Delirium and Hallucination
In delirious states, as from meningitis, it will be difficult for this remedy to be differentiated from Belladonna or Hyoscyamus. There may be busy delirium with wild talking, constantly repeating the same sentence. Camphora has proved curative in some manic states with excessive excitability: vehement and abusive, also obscene talking; violent, raging gestures; strikes, scratches, spits (Bell.) and bites; tears his own clothes (Tarentula); foams at the mouth. Throws himself back with dreadful shrieks and endeavours to tear everything within his reach.

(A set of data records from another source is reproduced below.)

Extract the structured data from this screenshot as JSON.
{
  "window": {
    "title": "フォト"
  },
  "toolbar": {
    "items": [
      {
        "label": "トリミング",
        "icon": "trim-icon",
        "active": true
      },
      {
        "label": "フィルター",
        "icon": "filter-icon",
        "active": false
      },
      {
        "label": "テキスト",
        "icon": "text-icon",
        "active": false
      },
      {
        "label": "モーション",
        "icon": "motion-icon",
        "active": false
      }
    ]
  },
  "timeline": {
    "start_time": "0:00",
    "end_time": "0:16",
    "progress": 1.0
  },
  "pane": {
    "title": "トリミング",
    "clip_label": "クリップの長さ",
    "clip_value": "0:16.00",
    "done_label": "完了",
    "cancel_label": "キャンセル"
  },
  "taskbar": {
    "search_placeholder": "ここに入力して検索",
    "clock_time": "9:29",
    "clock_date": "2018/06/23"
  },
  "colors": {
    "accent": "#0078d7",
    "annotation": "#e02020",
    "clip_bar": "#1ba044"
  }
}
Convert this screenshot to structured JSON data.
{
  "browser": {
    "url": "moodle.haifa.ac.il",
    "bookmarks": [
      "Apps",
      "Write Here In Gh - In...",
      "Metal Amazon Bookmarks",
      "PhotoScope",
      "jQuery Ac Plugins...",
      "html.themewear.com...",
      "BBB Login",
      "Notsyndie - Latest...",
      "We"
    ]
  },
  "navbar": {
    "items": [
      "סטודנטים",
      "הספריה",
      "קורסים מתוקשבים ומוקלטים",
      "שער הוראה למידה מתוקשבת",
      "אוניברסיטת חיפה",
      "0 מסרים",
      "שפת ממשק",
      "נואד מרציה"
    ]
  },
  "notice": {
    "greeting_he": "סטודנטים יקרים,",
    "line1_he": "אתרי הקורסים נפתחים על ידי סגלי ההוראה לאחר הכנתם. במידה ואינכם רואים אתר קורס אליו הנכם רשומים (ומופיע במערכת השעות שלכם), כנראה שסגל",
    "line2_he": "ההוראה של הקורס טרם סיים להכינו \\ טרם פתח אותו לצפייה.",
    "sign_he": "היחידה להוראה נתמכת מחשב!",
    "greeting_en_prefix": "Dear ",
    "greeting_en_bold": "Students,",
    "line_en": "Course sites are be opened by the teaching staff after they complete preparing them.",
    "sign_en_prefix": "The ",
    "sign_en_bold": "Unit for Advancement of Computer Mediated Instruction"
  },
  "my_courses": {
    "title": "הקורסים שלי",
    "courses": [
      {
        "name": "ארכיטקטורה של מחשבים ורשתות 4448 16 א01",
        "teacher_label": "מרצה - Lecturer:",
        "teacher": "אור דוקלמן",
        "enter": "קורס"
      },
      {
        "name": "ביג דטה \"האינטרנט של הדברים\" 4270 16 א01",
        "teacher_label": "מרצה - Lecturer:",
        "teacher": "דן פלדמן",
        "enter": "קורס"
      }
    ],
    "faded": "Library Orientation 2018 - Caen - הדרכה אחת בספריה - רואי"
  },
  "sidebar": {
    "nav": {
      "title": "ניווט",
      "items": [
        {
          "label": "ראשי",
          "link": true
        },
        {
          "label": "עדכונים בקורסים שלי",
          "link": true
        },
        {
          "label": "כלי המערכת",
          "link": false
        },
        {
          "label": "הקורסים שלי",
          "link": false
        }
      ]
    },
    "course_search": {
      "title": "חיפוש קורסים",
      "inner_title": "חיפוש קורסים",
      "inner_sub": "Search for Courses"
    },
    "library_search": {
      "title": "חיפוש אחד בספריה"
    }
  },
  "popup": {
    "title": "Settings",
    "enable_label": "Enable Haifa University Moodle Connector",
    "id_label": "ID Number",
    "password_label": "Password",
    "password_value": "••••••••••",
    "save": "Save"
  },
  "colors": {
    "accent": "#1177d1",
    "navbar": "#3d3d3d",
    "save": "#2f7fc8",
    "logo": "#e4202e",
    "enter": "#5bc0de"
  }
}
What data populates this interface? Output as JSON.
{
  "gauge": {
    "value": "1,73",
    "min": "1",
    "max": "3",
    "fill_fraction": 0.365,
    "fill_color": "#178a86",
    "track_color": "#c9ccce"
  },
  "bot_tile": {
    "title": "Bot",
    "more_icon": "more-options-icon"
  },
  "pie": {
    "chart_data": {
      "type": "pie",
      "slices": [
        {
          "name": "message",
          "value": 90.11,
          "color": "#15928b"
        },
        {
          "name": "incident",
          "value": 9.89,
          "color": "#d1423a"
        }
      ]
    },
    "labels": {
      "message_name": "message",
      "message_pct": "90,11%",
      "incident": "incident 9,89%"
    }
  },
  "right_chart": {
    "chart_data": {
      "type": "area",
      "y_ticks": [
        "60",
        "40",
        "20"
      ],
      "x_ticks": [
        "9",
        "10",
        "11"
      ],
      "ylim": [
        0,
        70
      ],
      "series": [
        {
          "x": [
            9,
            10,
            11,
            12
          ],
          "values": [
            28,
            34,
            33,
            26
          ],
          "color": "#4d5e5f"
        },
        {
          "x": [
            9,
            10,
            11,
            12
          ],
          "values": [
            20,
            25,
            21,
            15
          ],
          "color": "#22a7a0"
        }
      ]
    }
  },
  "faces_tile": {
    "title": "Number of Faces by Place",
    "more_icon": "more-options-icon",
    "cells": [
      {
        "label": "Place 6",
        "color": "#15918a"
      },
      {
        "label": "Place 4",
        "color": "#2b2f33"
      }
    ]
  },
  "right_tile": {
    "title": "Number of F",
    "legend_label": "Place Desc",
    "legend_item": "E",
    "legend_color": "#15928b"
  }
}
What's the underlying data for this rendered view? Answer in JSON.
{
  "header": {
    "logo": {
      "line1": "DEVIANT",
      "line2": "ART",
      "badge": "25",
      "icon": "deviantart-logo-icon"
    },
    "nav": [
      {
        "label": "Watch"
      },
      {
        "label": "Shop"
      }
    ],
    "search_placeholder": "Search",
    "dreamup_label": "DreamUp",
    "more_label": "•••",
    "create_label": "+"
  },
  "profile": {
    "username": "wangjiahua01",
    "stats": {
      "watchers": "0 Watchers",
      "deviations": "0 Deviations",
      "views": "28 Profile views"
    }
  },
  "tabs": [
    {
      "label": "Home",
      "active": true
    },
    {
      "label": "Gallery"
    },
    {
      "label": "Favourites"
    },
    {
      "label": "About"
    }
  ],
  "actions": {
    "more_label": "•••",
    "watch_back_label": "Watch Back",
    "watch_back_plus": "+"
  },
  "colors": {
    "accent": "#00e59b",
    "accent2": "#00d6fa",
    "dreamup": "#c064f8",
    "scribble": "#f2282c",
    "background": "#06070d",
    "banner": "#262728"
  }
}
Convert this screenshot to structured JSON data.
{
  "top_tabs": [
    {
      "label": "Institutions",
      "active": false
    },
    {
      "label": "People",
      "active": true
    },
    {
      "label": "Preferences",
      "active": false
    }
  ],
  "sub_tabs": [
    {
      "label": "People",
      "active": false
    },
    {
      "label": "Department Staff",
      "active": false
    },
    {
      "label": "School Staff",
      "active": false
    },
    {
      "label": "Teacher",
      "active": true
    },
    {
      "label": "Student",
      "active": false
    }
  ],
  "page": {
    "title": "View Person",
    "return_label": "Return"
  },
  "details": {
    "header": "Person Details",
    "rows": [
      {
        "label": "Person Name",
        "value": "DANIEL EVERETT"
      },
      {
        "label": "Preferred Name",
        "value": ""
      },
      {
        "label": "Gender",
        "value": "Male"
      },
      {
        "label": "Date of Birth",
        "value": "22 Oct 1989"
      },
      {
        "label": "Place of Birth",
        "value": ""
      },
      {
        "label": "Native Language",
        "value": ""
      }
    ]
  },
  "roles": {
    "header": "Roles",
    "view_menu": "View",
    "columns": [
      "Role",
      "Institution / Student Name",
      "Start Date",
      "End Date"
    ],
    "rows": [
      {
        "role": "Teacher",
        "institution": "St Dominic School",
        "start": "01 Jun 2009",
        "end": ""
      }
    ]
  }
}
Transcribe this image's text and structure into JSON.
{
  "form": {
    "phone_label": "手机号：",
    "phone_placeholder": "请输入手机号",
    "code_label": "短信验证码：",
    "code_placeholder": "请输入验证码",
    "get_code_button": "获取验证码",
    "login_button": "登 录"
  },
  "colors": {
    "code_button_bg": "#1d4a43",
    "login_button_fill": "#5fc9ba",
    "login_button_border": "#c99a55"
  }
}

The delirium often has a sexual component: women bare their breasts or strip naked (Hyos.), clinging to their husbands; men strip naked and dance about wildly, sometimes attempting to jump out of the window. In one case where Camphora acted successfully, a young man wallowed in his own faeces, without showing the slightest sensitivity or shame. He did not want to lie down except on the bare floor. There may be laughing, weeping, talking and shouting by turns, or an alternation between loud laughter and deep depression with fear of dying. These raving states will often be accompanied by violent convulsive fits.
There is also another kind of delirious psychosis in Camphora which is equally intense but not so noisy or violent. A good example is found in the report of a poisoning case: ‘Like in a frenzy, I am seized by the thought: I am dead, no, I am not, yes, I am… The external world had disappeared around me, my thoughts had vanished, with only one dreadful idea remaining: I felt that I had been transferred to another world, everything else had vanished for me… I was alone in space, I alone had remained of everything… There was no sensation in me but the feeling of my infinite and eternal damnation. Prostrated on my bed, I believed that I was the Demon of Evil in a world without God…’ This resembles Hyoscamus or Mancinella.